July 18, 2002 – To address concerns about the effect a proposed electric bill surcharge of some $1.50 a month for street lighting could have on residents with fixed or low incomes, the Water and Power Authority governing board agreed on Thursday to contact the Human Services Department.
Glenn Rothgeb, WAPA acting executive director, said he would request a meeting with Human Services Commissioner Sedonie Halbert to discuss ways the two agencies might work together to encourage the use of Human Services financial assistance options such as the Energy Crisis Assistance Program to reduce the impact of the surcharge on those customers.
On Monday WAPA filed a petition with the Public Services Commission to institute a monthly surcharge of approximately $1.50 on residential electric bills in order to finance the territory's street-lighting program. (See "WAPA asks PSC to OK street-lighting surcharge".)
Legislation enacted last year transferred responsibility for street lighting to the authority from the Public Works Department. The Legislature appropriated $2.8 million to WAPA to cover start-up costs of the work. Gov. Charles W. Turnbull vetoed the appropriation, but the Senate overrode his veto earlier this year. However, WAPA still has yet to see any of the money.
The board also addressed what has been another thorn in WAPA's side — the water desalination barge which it inherited last year in the same legislation that made it responsible for the street lighting. The barge currently is moored at the Krum Bay dock, where it is uninsured and poses liability issues, board members were told.
The board voted to ask the governor to relieve the authority of ownership of the barge, according to a release issued Thursday, and directed its legal counsel to continue efforts to have the vessel returned to the federal government.
The onetime Navy barge, which houses electrical generators as well as two reverse osmosis plants, was donated to the territory in 1998 by the federal General Services Administration. Ownership does not actually pass to the territory until 2003.

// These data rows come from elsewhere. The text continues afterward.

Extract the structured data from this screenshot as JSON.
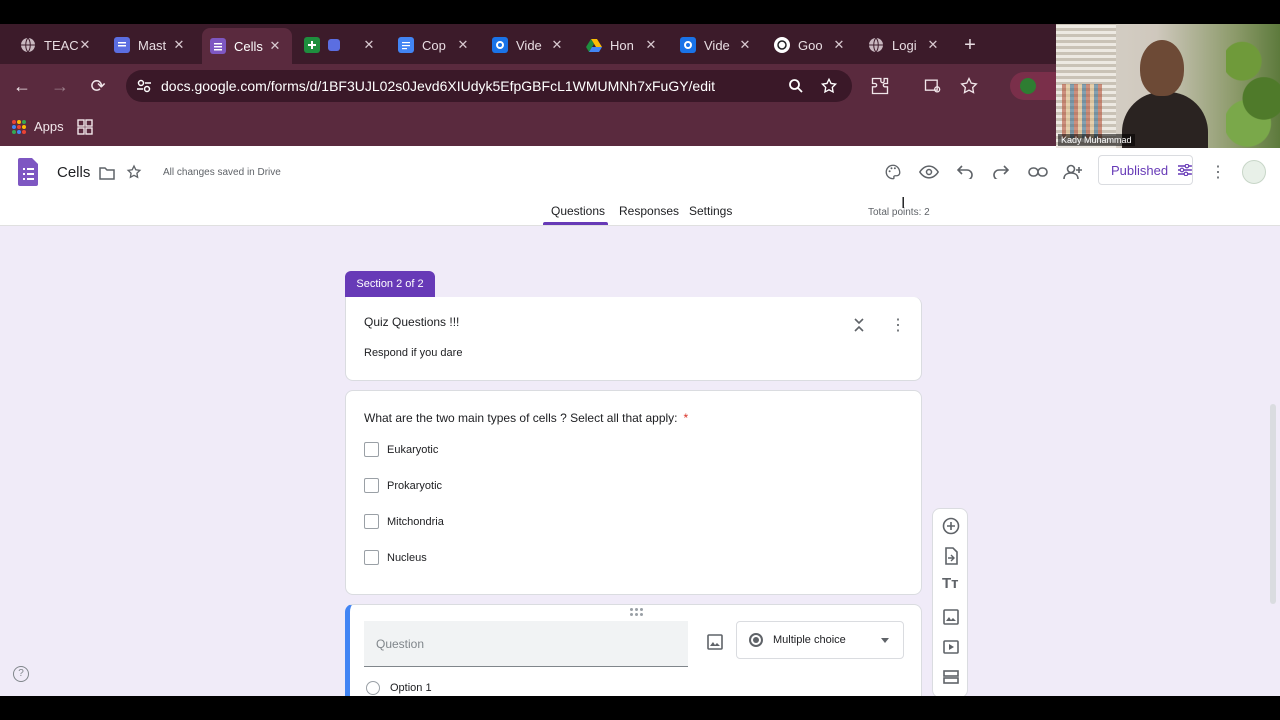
{
  "browser": {
    "tabs": [
      {
        "title": "TEAC",
        "fav": "globe-icon",
        "color": "#c9b8c0"
      },
      {
        "title": "Mast",
        "fav": "forms-icon",
        "color": "#5b6ee1"
      },
      {
        "title": "Cells",
        "fav": "forms-icon",
        "color": "#7e57c2",
        "active": true
      },
      {
        "title": "",
        "fav": "sheets-icon",
        "color": "#1e8e3e"
      },
      {
        "title": "Cop",
        "fav": "docs-icon",
        "color": "#4285f4"
      },
      {
        "title": "Vide",
        "fav": "gear-icon",
        "color": "#1a73e8"
      },
      {
        "title": "Hon",
        "fav": "drive-icon",
        "color": "#fbbc04"
      },
      {
        "title": "Vide",
        "fav": "gear-icon",
        "color": "#1a73e8"
      },
      {
        "title": "Goo",
        "fav": "openai-icon",
        "color": "#ffffff"
      },
      {
        "title": "Logi",
        "fav": "globe-icon",
        "color": "#c9b8c0"
      }
    ],
    "url": "docs.google.com/forms/d/1BF3UJL02s0Jevd6XIUdyk5EfpGBFcL1WMUMNh7xFuGY/edit",
    "bookmarks_apps": "Apps"
  },
  "header": {
    "doc_name": "Cells",
    "saved_status": "All changes saved in Drive",
    "publish_label": "Published",
    "tabs": [
      "Questions",
      "Responses",
      "Settings"
    ],
    "total_points": "Total points: 2"
  },
  "section": {
    "badge": "Section 2 of 2",
    "title": "Quiz Questions !!!",
    "description": "Respond if you dare"
  },
  "question": {
    "text": "What are the two main types of cells ? Select all that apply:",
    "required_mark": "*",
    "options": [
      "Eukaryotic",
      "Prokaryotic",
      "Mitchondria",
      "Nucleus"
    ]
  },
  "new_question": {
    "placeholder": "Question",
    "type": "Multiple choice",
    "option1": "Option 1"
  },
  "webcam": {
    "name": "Kady Muhammad"
  },
  "colors": {
    "accent": "#673ab7",
    "required": "#d93025",
    "focus": "#4285f4"
  }
}
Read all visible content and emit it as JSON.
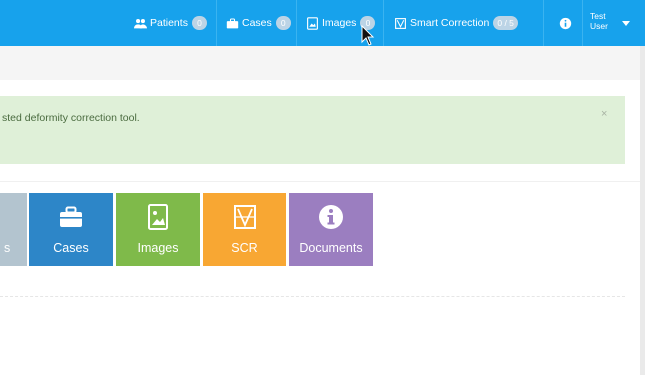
{
  "nav": {
    "patients": {
      "label": "Patients",
      "badge": "0",
      "icon": "users-icon"
    },
    "cases": {
      "label": "Cases",
      "badge": "0",
      "icon": "briefcase-icon"
    },
    "images": {
      "label": "Images",
      "badge": "0",
      "icon": "image-file-icon"
    },
    "smart_correction": {
      "label": "Smart Correction",
      "badge": "0 / 5",
      "icon": "frame-icon"
    },
    "info_icon": "info-icon",
    "user": {
      "line1": "Test",
      "line2": "User"
    }
  },
  "alert": {
    "text": "sted deformity correction tool.",
    "close": "×"
  },
  "tiles": [
    {
      "label": "s",
      "color": "#b3c4cf",
      "icon": ""
    },
    {
      "label": "Cases",
      "color": "#2d86c8",
      "icon": "briefcase-icon"
    },
    {
      "label": "Images",
      "color": "#7fba4a",
      "icon": "image-icon"
    },
    {
      "label": "SCR",
      "color": "#f8a733",
      "icon": "frame-icon"
    },
    {
      "label": "Documents",
      "color": "#9b7ec0",
      "icon": "info-circle-icon"
    }
  ],
  "colors": {
    "navbar": "#17a2ec",
    "alert_bg": "#dff0d8"
  }
}
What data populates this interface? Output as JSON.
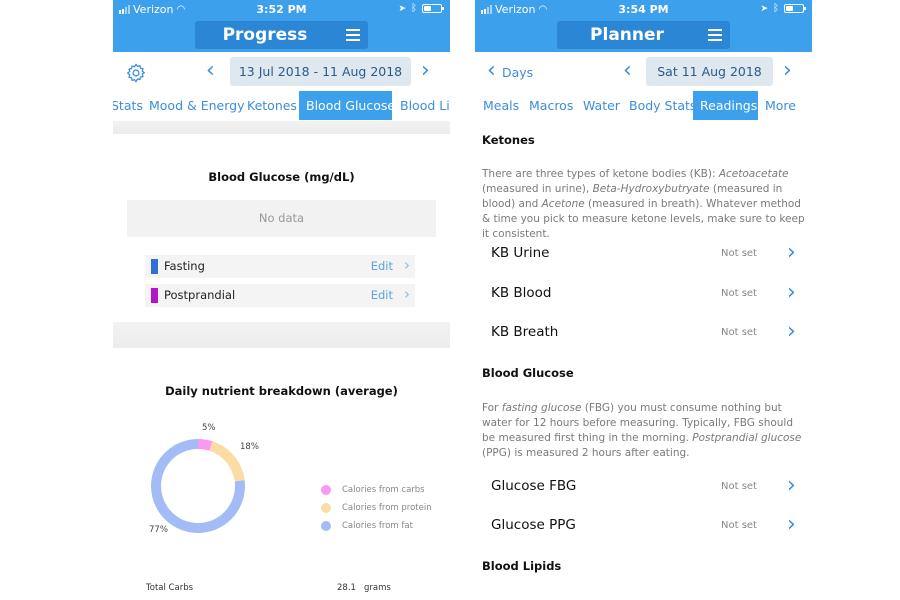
{
  "left": {
    "status": {
      "carrier": "Verizon",
      "time": "3:52 PM",
      "battery_level": 0.45
    },
    "header": {
      "title": "Progress",
      "menu_icon": "hamburger-icon"
    },
    "datebar": {
      "settings_icon": "gear-icon",
      "prev": "‹",
      "range": "13 Jul 2018 - 11 Aug 2018",
      "next": "›"
    },
    "tabs": [
      {
        "label": "Stats",
        "active": false
      },
      {
        "label": "Mood & Energy",
        "active": false
      },
      {
        "label": "Ketones",
        "active": false
      },
      {
        "label": "Blood Glucose",
        "active": true
      },
      {
        "label": "Blood Lip",
        "active": false
      }
    ],
    "glucose": {
      "title": "Blood Glucose (mg/dL)",
      "empty_text": "No data",
      "series": [
        {
          "label": "Fasting",
          "color": "#2f6fd8",
          "action": "Edit"
        },
        {
          "label": "Postprandial",
          "color": "#b514c9",
          "action": "Edit"
        }
      ]
    },
    "nutrients": {
      "title": "Daily nutrient breakdown (average)",
      "total_label": "Total Carbs",
      "total_value": "28.1",
      "total_unit": "grams"
    }
  },
  "chart_data": {
    "type": "pie",
    "title": "Daily nutrient breakdown (average)",
    "donut": true,
    "categories": [
      "Calories from carbs",
      "Calories from protein",
      "Calories from fat"
    ],
    "values": [
      5,
      18,
      77
    ],
    "labels": [
      "5%",
      "18%",
      "77%"
    ],
    "colors": [
      "#f79af0",
      "#fbdca4",
      "#a3bcf5"
    ],
    "legend": "right"
  },
  "right": {
    "status": {
      "carrier": "Verizon",
      "time": "3:54 PM",
      "battery_level": 0.45
    },
    "header": {
      "title": "Planner",
      "menu_icon": "hamburger-icon"
    },
    "datebar": {
      "back_label": "Days",
      "prev": "‹",
      "date": "Sat 11 Aug 2018",
      "next": "›"
    },
    "tabs": [
      {
        "label": "Meals",
        "active": false
      },
      {
        "label": "Macros",
        "active": false
      },
      {
        "label": "Water",
        "active": false
      },
      {
        "label": "Body Stats",
        "active": false
      },
      {
        "label": "Readings",
        "active": true
      },
      {
        "label": "More",
        "active": false
      }
    ],
    "sections": {
      "ketones": {
        "title": "Ketones",
        "description": [
          {
            "t": "There are three types of ketone bodies (KB): "
          },
          {
            "t": "Acetoacetate",
            "i": true
          },
          {
            "t": " (measured in urine), "
          },
          {
            "t": "Beta-Hydroxybutryate",
            "i": true
          },
          {
            "t": " (measured in blood) and "
          },
          {
            "t": "Acetone",
            "i": true
          },
          {
            "t": " (measured in breath). Whatever method & time you pick to measure ketone levels, make sure to keep it consistent."
          }
        ],
        "rows": [
          {
            "name": "KB Urine",
            "value": "Not set"
          },
          {
            "name": "KB Blood",
            "value": "Not set"
          },
          {
            "name": "KB Breath",
            "value": "Not set"
          }
        ]
      },
      "glucose": {
        "title": "Blood Glucose",
        "description": [
          {
            "t": "For "
          },
          {
            "t": "fasting glucose",
            "i": true
          },
          {
            "t": " (FBG) you must consume nothing but water for 12 hours before measuring. Typically, FBG should be measured first thing in the morning. "
          },
          {
            "t": "Postprandial glucose",
            "i": true
          },
          {
            "t": " (PPG) is measured 2 hours after eating."
          }
        ],
        "rows": [
          {
            "name": "Glucose FBG",
            "value": "Not set"
          },
          {
            "name": "Glucose PPG",
            "value": "Not set"
          }
        ]
      },
      "lipids": {
        "title": "Blood Lipids"
      }
    }
  }
}
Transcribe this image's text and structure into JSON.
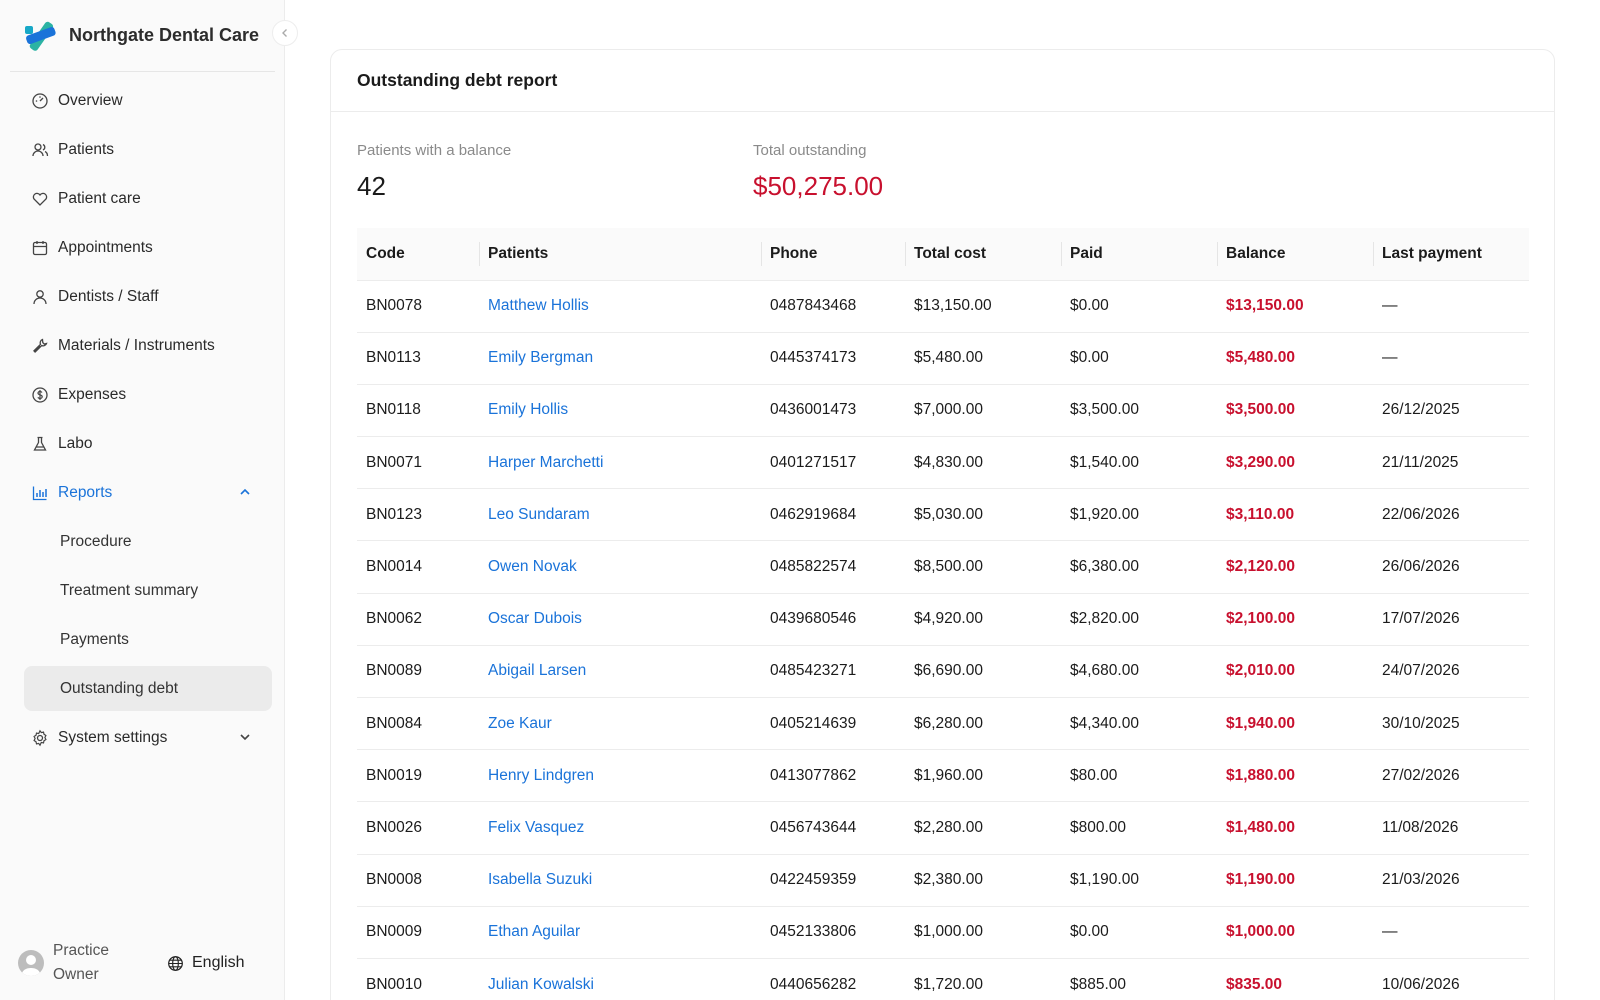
{
  "brand": {
    "name": "Northgate Dental Care"
  },
  "sidebar": {
    "items": [
      {
        "label": "Overview",
        "icon": "dashboard-icon"
      },
      {
        "label": "Patients",
        "icon": "users-icon"
      },
      {
        "label": "Patient care",
        "icon": "heart-icon"
      },
      {
        "label": "Appointments",
        "icon": "calendar-icon"
      },
      {
        "label": "Dentists / Staff",
        "icon": "user-icon"
      },
      {
        "label": "Materials / Instruments",
        "icon": "wrench-icon"
      },
      {
        "label": "Expenses",
        "icon": "dollar-icon"
      },
      {
        "label": "Labo",
        "icon": "flask-icon"
      },
      {
        "label": "Reports",
        "icon": "bar-chart-icon"
      }
    ],
    "reports_sub": [
      "Procedure",
      "Treatment summary",
      "Payments",
      "Outstanding debt"
    ],
    "settings": {
      "label": "System settings",
      "icon": "gear-icon"
    },
    "user": {
      "name": "Practice Owner"
    },
    "language": "English",
    "accent": "#1a73d9"
  },
  "report": {
    "title": "Outstanding debt report",
    "stats": {
      "patients_label": "Patients with a balance",
      "patients_value": "42",
      "total_label": "Total outstanding",
      "total_value": "$50,275.00"
    },
    "columns": [
      "Code",
      "Patients",
      "Phone",
      "Total cost",
      "Paid",
      "Balance",
      "Last payment"
    ],
    "rows": [
      {
        "code": "BN0078",
        "patient": "Matthew Hollis",
        "phone": "0487843468",
        "total": "$13,150.00",
        "paid": "$0.00",
        "balance": "$13,150.00",
        "last": "—"
      },
      {
        "code": "BN0113",
        "patient": "Emily Bergman",
        "phone": "0445374173",
        "total": "$5,480.00",
        "paid": "$0.00",
        "balance": "$5,480.00",
        "last": "—"
      },
      {
        "code": "BN0118",
        "patient": "Emily Hollis",
        "phone": "0436001473",
        "total": "$7,000.00",
        "paid": "$3,500.00",
        "balance": "$3,500.00",
        "last": "26/12/2025"
      },
      {
        "code": "BN0071",
        "patient": "Harper Marchetti",
        "phone": "0401271517",
        "total": "$4,830.00",
        "paid": "$1,540.00",
        "balance": "$3,290.00",
        "last": "21/11/2025"
      },
      {
        "code": "BN0123",
        "patient": "Leo Sundaram",
        "phone": "0462919684",
        "total": "$5,030.00",
        "paid": "$1,920.00",
        "balance": "$3,110.00",
        "last": "22/06/2026"
      },
      {
        "code": "BN0014",
        "patient": "Owen Novak",
        "phone": "0485822574",
        "total": "$8,500.00",
        "paid": "$6,380.00",
        "balance": "$2,120.00",
        "last": "26/06/2026"
      },
      {
        "code": "BN0062",
        "patient": "Oscar Dubois",
        "phone": "0439680546",
        "total": "$4,920.00",
        "paid": "$2,820.00",
        "balance": "$2,100.00",
        "last": "17/07/2026"
      },
      {
        "code": "BN0089",
        "patient": "Abigail Larsen",
        "phone": "0485423271",
        "total": "$6,690.00",
        "paid": "$4,680.00",
        "balance": "$2,010.00",
        "last": "24/07/2026"
      },
      {
        "code": "BN0084",
        "patient": "Zoe Kaur",
        "phone": "0405214639",
        "total": "$6,280.00",
        "paid": "$4,340.00",
        "balance": "$1,940.00",
        "last": "30/10/2025"
      },
      {
        "code": "BN0019",
        "patient": "Henry Lindgren",
        "phone": "0413077862",
        "total": "$1,960.00",
        "paid": "$80.00",
        "balance": "$1,880.00",
        "last": "27/02/2026"
      },
      {
        "code": "BN0026",
        "patient": "Felix Vasquez",
        "phone": "0456743644",
        "total": "$2,280.00",
        "paid": "$800.00",
        "balance": "$1,480.00",
        "last": "11/08/2026"
      },
      {
        "code": "BN0008",
        "patient": "Isabella Suzuki",
        "phone": "0422459359",
        "total": "$2,380.00",
        "paid": "$1,190.00",
        "balance": "$1,190.00",
        "last": "21/03/2026"
      },
      {
        "code": "BN0009",
        "patient": "Ethan Aguilar",
        "phone": "0452133806",
        "total": "$1,000.00",
        "paid": "$0.00",
        "balance": "$1,000.00",
        "last": "—"
      },
      {
        "code": "BN0010",
        "patient": "Julian Kowalski",
        "phone": "0440656282",
        "total": "$1,720.00",
        "paid": "$885.00",
        "balance": "$835.00",
        "last": "10/06/2026"
      }
    ],
    "negative_color": "#c8102e"
  }
}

The barge has had a lively and somewhat ignominious stay in the Virgin Islands: It was leased last year without public knowledge to David Blyden, brother-in-law of Attorney General Iver Stridiron and president of Jost Van Dyke Water Co., a private firm. After weeks of investigation by the Legislature, it was returned to St. Thomas, where nobody knew what to do with it until the Legislature last December voted to give it to WAPA, which has no use for it.
In other action, Rothgeb reported that work has been completed on the energy portion of an "avoided cost" study by the consulting firm of Stone and Webster to determine the costs WAPA would not incur if it were to purchase power from Caribe Waste Technologies.
Turnbull chose CWT to develop an alternative solid waste-processing system to replace the dumping of the territory's refuse at its two landfills. The Public Services Commission recently certified CWT as a small power producer, which could pave the way for WAPA being required to purchase power from CWT that is a byproduct of its gasification processing system, whether the utility needs it or not.
Additionally, John Christian, WAPA director of system planning, reported on recently completed hazard mitigation projects initiated in the aftermath of Hurricane Marilyn that consisted of taking power lines underground in certain areas of St. Thomas and St. Croix. He said the utility saved 25 to 30 percent of the $13.8 million cost by serving as its own general contractor and utilizing in-house engineering, line, accounting and legal expertise. The Federal Emergency Management Agency funded 90 percent of the project.
The board also approved a $172,858 digital security system for the Richmond power plant on St. Croix and expenditures in connection with the overhaul of the Unit 13 and Unit 18 turbines.